At this point occasional walker Ralph Osborne took over the narrative as he revealed he had grown up in the local streets. Amid increasing drizzle, the group crossed Littleheath Woods and passed along Bramley Bank, following the route of the London Loop.

This part of the walk retraced the earlier Croydon walk in the reverse direction. This was evidenced as the group passed Heathfield, where Navigator Dave had previously leaned on a waymarker to tie his bootlaces.  The waymarker had collapsed under the stress and was still leaning against the hedge where it had been left.

A steep climb in Croham Hurst

As the group entered Addington Hills, Dave tried to compensate for his earlier destructive activities by indicating new waymarkers he and his volunteer group had recently installed on behalf of Croydon Striders, who share the Sandilands Club with the choir.
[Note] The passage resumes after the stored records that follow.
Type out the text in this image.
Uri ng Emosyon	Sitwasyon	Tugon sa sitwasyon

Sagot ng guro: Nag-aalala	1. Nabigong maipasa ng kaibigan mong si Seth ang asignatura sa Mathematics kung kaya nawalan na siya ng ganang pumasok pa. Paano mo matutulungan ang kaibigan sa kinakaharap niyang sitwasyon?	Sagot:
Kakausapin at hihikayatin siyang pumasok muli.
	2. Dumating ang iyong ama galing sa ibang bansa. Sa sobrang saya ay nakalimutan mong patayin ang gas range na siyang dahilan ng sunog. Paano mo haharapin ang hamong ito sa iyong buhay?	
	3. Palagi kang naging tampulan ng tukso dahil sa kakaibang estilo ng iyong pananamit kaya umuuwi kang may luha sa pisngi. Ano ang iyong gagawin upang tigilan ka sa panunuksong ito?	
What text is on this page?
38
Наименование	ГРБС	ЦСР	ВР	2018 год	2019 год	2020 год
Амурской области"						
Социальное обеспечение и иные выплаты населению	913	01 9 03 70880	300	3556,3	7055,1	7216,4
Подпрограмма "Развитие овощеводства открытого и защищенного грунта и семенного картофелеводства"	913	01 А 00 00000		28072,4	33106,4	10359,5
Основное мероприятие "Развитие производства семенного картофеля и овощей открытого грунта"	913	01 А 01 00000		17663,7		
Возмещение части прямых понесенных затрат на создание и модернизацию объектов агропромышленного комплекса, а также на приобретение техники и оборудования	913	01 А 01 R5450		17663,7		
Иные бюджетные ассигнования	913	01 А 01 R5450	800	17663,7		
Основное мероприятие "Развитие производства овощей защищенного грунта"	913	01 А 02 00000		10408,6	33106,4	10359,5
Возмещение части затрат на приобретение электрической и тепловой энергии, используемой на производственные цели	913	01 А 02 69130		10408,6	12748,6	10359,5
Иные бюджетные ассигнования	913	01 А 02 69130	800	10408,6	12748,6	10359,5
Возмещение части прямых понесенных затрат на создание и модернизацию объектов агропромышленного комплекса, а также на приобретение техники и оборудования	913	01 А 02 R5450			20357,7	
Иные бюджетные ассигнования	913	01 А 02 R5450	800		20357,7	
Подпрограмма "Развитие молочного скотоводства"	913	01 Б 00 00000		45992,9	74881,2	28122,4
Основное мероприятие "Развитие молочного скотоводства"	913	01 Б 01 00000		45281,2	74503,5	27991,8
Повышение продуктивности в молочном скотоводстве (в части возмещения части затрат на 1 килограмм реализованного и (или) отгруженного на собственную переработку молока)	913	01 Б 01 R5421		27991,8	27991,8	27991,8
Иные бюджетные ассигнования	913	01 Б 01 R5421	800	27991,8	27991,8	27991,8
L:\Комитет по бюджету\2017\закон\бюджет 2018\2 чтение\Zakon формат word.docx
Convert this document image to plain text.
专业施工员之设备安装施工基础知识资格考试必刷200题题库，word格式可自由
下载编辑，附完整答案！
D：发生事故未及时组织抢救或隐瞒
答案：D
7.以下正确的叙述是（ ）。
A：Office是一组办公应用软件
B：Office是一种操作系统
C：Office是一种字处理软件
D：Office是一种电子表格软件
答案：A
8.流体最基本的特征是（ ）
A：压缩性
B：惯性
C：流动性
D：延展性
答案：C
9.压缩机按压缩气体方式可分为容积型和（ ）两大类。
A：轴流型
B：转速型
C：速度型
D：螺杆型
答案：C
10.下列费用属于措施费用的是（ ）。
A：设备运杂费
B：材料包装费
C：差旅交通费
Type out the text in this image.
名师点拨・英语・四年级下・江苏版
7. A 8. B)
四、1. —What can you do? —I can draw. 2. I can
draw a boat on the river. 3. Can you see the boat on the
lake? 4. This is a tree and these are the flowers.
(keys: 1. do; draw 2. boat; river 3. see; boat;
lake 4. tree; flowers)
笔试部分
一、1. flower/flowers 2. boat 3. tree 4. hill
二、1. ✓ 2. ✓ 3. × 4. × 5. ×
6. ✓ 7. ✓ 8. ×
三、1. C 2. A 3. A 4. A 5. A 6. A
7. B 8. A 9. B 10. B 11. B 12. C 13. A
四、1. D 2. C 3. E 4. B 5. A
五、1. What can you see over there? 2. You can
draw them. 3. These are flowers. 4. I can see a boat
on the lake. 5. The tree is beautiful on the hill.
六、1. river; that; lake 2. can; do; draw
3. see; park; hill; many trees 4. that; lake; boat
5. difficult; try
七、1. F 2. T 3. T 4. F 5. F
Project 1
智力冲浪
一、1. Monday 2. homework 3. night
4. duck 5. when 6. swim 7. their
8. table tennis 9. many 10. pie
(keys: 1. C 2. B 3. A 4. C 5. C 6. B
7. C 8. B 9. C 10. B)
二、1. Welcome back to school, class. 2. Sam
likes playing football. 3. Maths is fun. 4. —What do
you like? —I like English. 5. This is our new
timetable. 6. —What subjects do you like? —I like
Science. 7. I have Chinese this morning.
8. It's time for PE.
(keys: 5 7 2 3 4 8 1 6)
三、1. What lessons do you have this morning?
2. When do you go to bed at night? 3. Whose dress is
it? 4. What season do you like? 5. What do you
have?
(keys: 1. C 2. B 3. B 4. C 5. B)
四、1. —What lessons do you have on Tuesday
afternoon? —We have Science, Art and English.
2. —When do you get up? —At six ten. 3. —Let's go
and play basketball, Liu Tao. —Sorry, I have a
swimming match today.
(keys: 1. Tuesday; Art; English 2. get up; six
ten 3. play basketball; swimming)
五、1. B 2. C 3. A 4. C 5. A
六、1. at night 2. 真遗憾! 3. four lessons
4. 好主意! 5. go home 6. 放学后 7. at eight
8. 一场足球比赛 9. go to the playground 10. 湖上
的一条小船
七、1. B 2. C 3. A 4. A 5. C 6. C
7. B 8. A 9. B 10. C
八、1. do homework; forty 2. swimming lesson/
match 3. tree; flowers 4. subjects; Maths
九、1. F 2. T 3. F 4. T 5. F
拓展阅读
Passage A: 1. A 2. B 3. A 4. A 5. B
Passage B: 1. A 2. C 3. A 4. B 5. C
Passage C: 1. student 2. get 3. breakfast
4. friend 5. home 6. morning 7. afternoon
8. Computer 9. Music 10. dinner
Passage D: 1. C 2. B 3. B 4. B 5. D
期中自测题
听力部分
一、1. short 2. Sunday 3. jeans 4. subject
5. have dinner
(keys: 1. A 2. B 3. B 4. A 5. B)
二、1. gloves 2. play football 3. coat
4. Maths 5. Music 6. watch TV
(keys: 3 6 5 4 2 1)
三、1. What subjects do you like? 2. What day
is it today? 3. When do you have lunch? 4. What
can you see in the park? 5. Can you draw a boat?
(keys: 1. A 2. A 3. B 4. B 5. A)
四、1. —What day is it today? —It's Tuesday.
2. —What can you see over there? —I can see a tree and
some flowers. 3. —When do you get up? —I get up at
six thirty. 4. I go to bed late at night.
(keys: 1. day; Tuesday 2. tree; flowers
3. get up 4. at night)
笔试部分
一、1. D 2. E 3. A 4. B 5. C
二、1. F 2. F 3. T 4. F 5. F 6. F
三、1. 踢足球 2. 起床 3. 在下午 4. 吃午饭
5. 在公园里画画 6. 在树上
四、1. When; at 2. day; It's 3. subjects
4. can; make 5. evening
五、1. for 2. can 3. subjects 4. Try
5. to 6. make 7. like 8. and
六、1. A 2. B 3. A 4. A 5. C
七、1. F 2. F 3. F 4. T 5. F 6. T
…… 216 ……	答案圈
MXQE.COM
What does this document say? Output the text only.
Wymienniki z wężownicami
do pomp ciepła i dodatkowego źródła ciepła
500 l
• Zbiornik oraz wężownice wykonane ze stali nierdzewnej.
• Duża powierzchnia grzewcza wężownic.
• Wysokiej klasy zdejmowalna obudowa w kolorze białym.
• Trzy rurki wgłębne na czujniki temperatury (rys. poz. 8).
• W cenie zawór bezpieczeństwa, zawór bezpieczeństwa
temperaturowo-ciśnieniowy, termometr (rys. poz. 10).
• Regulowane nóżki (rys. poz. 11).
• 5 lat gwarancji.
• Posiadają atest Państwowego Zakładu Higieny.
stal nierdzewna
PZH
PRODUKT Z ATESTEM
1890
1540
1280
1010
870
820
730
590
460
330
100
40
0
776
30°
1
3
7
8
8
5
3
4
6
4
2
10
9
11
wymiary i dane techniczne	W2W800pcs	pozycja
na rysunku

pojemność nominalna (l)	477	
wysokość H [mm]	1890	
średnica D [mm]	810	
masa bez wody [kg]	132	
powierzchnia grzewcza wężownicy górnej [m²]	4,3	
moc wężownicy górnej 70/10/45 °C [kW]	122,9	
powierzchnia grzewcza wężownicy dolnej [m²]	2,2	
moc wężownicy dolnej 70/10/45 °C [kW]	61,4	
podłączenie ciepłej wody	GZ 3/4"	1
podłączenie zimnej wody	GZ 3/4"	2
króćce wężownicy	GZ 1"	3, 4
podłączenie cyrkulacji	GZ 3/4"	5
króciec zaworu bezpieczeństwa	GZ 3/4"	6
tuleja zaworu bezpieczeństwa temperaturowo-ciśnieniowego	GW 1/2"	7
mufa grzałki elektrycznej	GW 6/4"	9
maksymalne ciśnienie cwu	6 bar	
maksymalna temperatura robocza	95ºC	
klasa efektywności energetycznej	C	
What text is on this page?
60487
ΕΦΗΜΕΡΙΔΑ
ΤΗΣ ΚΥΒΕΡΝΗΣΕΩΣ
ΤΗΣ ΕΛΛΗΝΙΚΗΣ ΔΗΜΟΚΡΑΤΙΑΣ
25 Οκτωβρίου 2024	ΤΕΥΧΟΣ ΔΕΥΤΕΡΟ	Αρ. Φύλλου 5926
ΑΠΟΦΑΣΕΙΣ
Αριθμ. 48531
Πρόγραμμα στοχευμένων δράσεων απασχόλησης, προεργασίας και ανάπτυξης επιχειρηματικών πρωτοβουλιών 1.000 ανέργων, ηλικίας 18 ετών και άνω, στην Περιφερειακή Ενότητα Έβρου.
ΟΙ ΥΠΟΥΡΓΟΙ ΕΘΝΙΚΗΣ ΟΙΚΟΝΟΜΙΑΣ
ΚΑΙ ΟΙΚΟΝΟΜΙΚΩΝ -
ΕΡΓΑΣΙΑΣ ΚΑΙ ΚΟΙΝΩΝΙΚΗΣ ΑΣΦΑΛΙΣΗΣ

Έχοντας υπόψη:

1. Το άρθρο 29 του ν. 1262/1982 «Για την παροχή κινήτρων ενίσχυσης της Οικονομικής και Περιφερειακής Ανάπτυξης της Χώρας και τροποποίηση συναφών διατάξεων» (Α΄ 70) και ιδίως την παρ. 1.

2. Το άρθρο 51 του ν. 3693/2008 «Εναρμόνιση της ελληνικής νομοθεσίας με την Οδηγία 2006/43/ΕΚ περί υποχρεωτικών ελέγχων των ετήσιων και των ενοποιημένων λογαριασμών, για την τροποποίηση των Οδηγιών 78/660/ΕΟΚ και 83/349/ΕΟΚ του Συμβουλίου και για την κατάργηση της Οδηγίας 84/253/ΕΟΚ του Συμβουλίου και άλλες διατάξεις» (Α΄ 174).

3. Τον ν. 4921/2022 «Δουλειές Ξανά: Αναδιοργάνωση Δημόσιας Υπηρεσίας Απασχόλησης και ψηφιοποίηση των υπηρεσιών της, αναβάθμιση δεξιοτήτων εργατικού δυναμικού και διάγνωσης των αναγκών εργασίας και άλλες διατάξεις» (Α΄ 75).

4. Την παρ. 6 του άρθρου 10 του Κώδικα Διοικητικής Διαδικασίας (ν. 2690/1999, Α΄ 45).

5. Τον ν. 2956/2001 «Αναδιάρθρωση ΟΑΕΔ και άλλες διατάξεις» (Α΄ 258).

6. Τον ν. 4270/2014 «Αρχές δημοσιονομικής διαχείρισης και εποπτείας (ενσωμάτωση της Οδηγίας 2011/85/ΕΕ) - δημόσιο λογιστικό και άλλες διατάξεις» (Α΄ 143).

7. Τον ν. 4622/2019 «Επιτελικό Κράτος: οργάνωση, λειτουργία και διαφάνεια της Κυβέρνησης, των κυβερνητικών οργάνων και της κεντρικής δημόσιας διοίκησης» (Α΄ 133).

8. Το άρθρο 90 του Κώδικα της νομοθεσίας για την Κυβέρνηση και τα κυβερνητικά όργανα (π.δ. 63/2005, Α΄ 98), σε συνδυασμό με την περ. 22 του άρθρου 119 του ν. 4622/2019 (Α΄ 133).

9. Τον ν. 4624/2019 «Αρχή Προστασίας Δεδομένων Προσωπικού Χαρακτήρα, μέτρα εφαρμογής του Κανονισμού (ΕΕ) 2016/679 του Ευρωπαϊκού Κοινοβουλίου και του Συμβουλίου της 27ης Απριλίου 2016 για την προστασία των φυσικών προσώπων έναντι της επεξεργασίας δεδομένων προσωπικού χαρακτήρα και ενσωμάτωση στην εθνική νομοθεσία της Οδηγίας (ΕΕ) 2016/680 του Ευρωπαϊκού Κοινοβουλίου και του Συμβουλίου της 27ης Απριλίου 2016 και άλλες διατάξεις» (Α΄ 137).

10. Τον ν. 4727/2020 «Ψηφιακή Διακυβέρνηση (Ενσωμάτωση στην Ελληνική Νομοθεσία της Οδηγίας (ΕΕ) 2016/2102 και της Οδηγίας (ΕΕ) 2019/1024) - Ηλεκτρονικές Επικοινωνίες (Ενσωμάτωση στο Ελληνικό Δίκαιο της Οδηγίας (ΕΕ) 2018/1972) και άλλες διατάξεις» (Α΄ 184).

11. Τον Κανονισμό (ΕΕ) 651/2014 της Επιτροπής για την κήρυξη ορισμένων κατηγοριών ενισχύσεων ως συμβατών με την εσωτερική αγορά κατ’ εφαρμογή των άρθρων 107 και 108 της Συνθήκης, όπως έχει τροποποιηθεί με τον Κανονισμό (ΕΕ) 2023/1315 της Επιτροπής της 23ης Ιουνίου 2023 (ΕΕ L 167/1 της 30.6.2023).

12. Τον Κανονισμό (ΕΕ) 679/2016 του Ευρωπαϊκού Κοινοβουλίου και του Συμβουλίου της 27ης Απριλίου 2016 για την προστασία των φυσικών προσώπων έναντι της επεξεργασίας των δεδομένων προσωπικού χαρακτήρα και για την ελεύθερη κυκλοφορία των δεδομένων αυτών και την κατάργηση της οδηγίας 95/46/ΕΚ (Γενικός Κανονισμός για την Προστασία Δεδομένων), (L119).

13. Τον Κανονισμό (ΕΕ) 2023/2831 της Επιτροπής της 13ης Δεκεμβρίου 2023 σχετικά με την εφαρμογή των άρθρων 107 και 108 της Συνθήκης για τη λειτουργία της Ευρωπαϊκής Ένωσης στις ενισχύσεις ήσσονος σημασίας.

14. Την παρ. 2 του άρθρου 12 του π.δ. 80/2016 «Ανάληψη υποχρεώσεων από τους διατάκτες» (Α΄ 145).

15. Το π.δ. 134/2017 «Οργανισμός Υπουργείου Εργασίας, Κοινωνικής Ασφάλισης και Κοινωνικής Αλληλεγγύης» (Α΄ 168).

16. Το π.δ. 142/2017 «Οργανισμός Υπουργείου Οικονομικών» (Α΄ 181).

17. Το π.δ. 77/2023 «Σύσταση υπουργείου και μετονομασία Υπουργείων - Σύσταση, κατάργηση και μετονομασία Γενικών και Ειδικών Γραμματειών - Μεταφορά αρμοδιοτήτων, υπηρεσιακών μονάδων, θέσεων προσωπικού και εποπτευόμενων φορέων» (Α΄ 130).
The running group has designed jogging loops around Lloyd Park, Addington Hills and Croham Hurst and, in conjunction with Croydon Council, has commissioned the Downlands Partnership to install waymarkers. Dave demonstrated his obsessive-compulsive behaviour by using a spirit level to test each post, triumphantly reporting that all were still 100% vertical.

Waymarker still 100% 

The group dived out of the rain at the Sandrock pub for mid-walk refreshment. The landlord was persuaded to display a poster advertising our forthcoming recruitment evening prominently in the men's urinal. He was rewarded with a song as we left.

With rain still falling, we tramped into Addington Hills and ascended to the viewpoint, with its impressive views over Croydon and the London skyline just visible through the murk.  The group then descended, crossing Oaks Road into Lloyd Park.  After walking a mile over open fields, Dave pointed out the Sandilands clubhouse and ground, visible over a hedge.

On the summit at the Addington viewpoint 

The final conundrum of the walk was the purpose of the strange posts with basket-like chains  dotted around the park. The most original suggestion was that they were feeding posts for the rarely seen herd of Lloyd Park miniature ponies.  In fact, they were targets for the park’s frisbee golf course - apparently the chain baskets capture the frisbees when hit. The group tried to verify this by lobbing their headgear at the posts without success.

After exiting the park and crossing the tramline the group returned to Coombe Lodge where dinner was enjoyed by all.